The massive hit of Star Wars put ST back in business, this time at theatres (Star Trek --- The Motion Picture a foreboding 1979 title). Robert Wise directed as though it were Lawrence Of Arabia. They stripped cheesy velour shirts in favor of uniforms nobody liked (a neat thing about 2009's revisit ... the old TV fashions are back). I'd treasure ST---TMP as life's only occasion (so far) of falling asleep in a crowded theatre. Further Star Trek motion pictures were skipped, except for a pretty good one where Enterprisers travelled back in time to Earth in order to save whales or some such and preserve the world to come --- did I get that right? William Shatner bit fan hands that fed him in what I'd still call a nasty sketch Saturday Night Live hipsters concocted for his guest hosting there in 1986. Get a Life! was a kick to fan-boy shins they didn't necessarily have coming ... wonder if Shatner regretted it since. Leonard Nimoy took higher roads and waxed philosophical over Spockamania, reward being invitation to the 2009 party, his performance notable and most welcome among a mostly neophyte cast. Reminds me ... I knew a guy who once chaired the Walter "Chekov" Koenig Fan Club ... that's all, just thought I'd mention it.
















Star Trek for Paramount has been a geyser spewing forth money. Is a street there named after Gene Roddenberry? Should be. I'm too tired to look for how many movies and series they spun off Star Trek. Must have been hundreds. The recent one had reverence for the franchise's history. All the old characters were back minus ones I cared less about (Picard and company again). Nimoy/Spock is introduced as though he were God's voice and co-players were receiving the tablets. Somewhere I read that Shatner was aggrieved over being left off guest rolls. Guess that's what he gets for wearing a clown nose for so long.
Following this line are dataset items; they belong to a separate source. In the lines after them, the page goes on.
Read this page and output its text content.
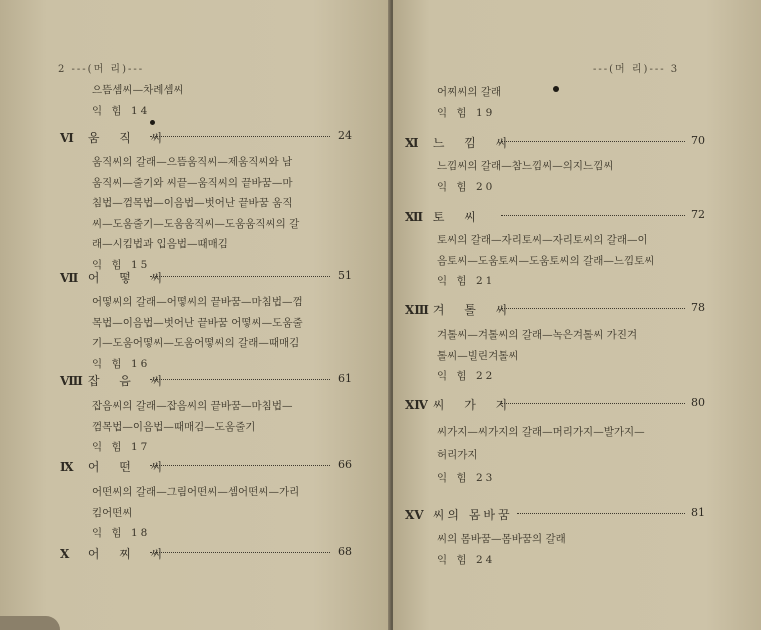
2 ---(머 리)---
으뜸셈씨—차례셈씨
익 힘 14
Ⅵ 움 직 씨	24
움직씨의 갈래—으뜸움직씨—제움직씨와 남
움직씨—줄기와 씨끝—움직씨의 끝바꿈—마
침법—껌목법—이음법—벗어난 끝바꿈 움직
씨—도움줄기—도움움직씨—도움움직씨의 갈
래—시킴법과 입음법—때매김
익 힘 15
Ⅶ 어 떻 씨	51
어떻씨의 갈래—어떻씨의 끝바꿈—마침법—껌
목법—이음법—벗어난 끝바꿈 어떻씨—도움줄
기—도움어떻씨—도움어떻씨의 갈래—때매김
익 힘 16
Ⅷ 잡 음 씨	61
잡음씨의 갈래—잡음씨의 끝바꿈—마침법—
껌목법—이음법—때매김—도움줄기
익 힘 17
Ⅸ 어 떤 씨	66
어떤씨의 갈래—그림어떤씨—셈어떤씨—가리
킴어떤씨
익 힘 18
Ⅹ 어 찌 씨	68
---(머 리)--- 3
어찌씨의 갈래
익 힘 19
Ⅺ 느 낌 씨	70
느낌씨의 갈래—참느낌씨—의지느낌씨
익 힘 20
Ⅻ 토 씨	72
토씨의 갈래—자리토씨—자리토씨의 갈래—이
음토씨—도움토씨—도움토씨의 갈래—느낌토씨
익 힘 21
XⅢ 겨 톨 씨	78
겨톨씨—겨톨씨의 갈래—녹은겨톨씨 가진겨
톨씨—빌린겨톨씨
익 힘 22
XⅣ 씨 가 지	80
씨가지—씨가지의 갈래—머리가지—발가지—
허리가지
익 힘 23
XⅤ 씨의 몸바꿈	81
씨의 몸바꿈—몸바꿈의 갈래
익 힘 24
My friend Norman Stuart, onetime book and video reviewer for the old Movie Collector's World, proposes that Shatner's Captain Kirk was a knowing send-up of pulp heroics that pre-dated Airplane! spoofers Leslie Neilson and kin. Maybe it's time we reassessed droll comedy that's been Bill's schtick-in-trade right from beginnings. It'll be interesting to see how Paramount builds on this latest of ST incarnations. Do these youngsters have a decade or more in their Trek kits? Surely fans have, though I'm wondering as to numbers still committed. With ability to enter one's own video gamed Star Trek and fight Klingons close-up, where's attraction of seeing it done on a flat movie screen? (or even a 3-D one?)